The question is not just rhetorical and moral. It is triggered by the ground reality that is being shaped by imbalanced and unprincipled geopolitics in today’s world. The conflict in Ukraine has completed four years with peace proposals that dissolve like specks of dust in a vast ocean of rivalry and rigidity.
The bombardment of Gaza continues relentlessly, shocking the world’s conscience and compelling the International Court of Justice to declare Israeli prime minister, Benjamin Netanyahu as guilty of war crimes and crimes against humanity. Yet, there is a timid silence from the international institutions and the international leaders, even the abject or tacit approval of turning Gaza into a mass of rubble.
Earlier this week, fighting broke out between Pakistan and Afghanistan. Last year, peace in South Asia was threatened when Pakistan and India were engaged in a four-day-war.
The rules-based world order, if it ever existed, appears dead. On its wreckage comes the strikes on Iran.
Immediate Threats
As an immediate consequence of the strikes in Iran, the fire is spilling to rest of the Gulf with Iran resorting to retaliatory strikes, with missiles landing in Qatar, Saudi Arabia, Bahrain and UAE, once again pushing the region to the brink. If this continues, it will threaten and devour human lives who will soon be forgotten about as ‘collateral damage’, irrespective of which gun or bomb killed whom.
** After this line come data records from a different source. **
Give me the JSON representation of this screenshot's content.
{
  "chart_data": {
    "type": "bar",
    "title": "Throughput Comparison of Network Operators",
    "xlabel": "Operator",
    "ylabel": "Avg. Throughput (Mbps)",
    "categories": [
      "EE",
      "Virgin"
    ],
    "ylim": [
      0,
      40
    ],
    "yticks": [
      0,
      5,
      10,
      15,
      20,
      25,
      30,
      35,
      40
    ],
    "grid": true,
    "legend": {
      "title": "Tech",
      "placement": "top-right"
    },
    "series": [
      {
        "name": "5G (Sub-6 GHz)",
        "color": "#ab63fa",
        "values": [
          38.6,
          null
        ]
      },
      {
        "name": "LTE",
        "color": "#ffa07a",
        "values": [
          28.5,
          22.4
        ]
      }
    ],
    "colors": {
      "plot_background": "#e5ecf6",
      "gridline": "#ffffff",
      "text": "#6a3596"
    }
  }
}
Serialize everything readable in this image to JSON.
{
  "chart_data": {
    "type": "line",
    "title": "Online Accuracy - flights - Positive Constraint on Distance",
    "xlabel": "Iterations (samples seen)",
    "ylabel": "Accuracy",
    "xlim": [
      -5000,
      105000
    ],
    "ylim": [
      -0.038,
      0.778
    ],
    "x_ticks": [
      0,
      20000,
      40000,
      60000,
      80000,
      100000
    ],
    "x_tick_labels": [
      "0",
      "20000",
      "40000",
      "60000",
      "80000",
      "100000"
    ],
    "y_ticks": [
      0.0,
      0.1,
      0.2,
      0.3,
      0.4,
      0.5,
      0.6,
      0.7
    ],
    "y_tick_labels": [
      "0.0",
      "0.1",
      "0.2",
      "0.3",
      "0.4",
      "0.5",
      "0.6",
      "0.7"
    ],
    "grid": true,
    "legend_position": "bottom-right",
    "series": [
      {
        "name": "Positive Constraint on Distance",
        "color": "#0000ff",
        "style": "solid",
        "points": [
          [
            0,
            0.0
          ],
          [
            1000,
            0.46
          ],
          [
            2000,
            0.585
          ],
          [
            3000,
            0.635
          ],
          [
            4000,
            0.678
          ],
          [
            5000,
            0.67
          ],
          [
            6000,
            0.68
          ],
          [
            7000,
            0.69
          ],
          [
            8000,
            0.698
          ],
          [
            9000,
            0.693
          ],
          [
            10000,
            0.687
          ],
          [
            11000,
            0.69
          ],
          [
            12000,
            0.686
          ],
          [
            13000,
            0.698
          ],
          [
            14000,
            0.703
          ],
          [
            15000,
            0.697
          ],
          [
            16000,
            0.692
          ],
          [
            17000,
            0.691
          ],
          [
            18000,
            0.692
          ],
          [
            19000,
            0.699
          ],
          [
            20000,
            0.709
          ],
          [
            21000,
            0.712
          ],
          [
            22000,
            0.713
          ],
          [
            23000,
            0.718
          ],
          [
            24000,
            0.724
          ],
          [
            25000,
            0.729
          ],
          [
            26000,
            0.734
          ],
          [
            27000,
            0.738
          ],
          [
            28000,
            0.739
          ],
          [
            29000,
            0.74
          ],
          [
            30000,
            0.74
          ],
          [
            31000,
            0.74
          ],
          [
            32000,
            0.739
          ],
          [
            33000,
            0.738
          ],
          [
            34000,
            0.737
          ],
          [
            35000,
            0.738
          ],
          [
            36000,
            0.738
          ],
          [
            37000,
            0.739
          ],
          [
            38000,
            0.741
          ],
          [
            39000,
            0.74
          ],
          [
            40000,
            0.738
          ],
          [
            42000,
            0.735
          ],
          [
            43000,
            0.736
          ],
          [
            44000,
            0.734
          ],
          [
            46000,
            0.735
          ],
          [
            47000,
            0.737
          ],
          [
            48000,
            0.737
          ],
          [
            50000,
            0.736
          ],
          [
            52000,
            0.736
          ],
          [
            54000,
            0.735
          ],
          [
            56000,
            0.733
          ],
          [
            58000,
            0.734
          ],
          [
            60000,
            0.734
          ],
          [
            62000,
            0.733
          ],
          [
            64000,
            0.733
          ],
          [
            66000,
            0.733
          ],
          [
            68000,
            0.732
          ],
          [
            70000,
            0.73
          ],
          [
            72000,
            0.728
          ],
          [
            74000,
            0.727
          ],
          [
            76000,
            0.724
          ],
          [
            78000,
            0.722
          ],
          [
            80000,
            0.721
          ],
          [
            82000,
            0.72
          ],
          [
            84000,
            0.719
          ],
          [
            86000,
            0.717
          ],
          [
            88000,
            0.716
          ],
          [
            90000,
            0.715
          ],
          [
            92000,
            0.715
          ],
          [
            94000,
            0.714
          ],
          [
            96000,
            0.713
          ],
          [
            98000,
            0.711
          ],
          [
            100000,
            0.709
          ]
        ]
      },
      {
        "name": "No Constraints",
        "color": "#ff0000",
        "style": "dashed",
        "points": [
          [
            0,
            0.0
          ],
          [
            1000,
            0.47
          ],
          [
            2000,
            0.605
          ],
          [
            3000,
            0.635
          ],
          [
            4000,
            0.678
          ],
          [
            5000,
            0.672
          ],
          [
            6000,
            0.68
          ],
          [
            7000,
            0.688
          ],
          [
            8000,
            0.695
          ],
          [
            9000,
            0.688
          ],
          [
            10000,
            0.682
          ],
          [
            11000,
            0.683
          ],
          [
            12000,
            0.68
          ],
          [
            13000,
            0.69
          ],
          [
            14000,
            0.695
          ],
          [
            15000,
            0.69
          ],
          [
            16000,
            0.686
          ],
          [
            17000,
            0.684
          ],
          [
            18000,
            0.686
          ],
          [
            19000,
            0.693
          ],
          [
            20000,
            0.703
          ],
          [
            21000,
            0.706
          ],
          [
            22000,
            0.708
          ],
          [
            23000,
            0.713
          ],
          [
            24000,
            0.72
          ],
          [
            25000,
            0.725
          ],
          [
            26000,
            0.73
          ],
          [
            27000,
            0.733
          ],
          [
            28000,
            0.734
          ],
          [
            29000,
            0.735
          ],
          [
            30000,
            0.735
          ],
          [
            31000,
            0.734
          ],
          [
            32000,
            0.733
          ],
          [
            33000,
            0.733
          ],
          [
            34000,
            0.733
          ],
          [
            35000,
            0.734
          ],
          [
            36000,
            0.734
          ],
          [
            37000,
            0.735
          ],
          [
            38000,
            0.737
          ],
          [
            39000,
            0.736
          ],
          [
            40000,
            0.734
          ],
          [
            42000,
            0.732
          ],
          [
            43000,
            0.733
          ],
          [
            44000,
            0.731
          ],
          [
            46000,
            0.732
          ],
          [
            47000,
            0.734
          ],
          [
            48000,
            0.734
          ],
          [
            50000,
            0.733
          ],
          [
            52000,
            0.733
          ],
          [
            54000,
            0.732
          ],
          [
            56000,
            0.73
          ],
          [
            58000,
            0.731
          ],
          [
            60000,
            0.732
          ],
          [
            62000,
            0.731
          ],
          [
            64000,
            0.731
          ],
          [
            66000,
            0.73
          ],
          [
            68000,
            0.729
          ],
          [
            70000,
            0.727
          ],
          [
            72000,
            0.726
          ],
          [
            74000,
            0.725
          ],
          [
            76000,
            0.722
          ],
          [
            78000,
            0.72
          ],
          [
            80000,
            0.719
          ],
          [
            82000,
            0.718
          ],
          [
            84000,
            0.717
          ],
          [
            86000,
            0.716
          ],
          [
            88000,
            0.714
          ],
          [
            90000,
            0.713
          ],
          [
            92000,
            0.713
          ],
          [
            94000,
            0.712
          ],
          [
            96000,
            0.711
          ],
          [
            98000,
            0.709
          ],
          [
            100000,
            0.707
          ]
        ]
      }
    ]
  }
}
If one were to factor in the nuclear threat in this deteriorating landscape, the world appears to be at an existential threat. The New Strategic Arms Reduction Treaty (New START) between the US and Russia ended last month without renewal. The two countries with the two largest nuclear arsenals in the world no longer have any caps on the limits of nuclear stockpiles or an inspection regime. The nuclear non-proliferation regime, which was always fragile and kept the world on tenterhooks, is now openly strained.
The world has moved a long way since Hiroshima and Nagasaki were bombed. Nuclear capabilities have expanded across the globe horizontally and vertically, making the dangers of a future possible strike far worse than what was witnessed in 1945. Throw into this the entry of Artificial Intelligence into military combat.
In such a scenario, any convergence of AI with nuclear infrastructure, along with a cocktail of misadventure, miscalculation, or an error, could turn the world into ashes. We’re not staring into an abyss. We’re looking into an apocalypse. It’s only a matter of timing, even if the world can cobble up a pause for now, unless and until we can reimagine a truly genuine rules-based world order and sustainable diplomacy.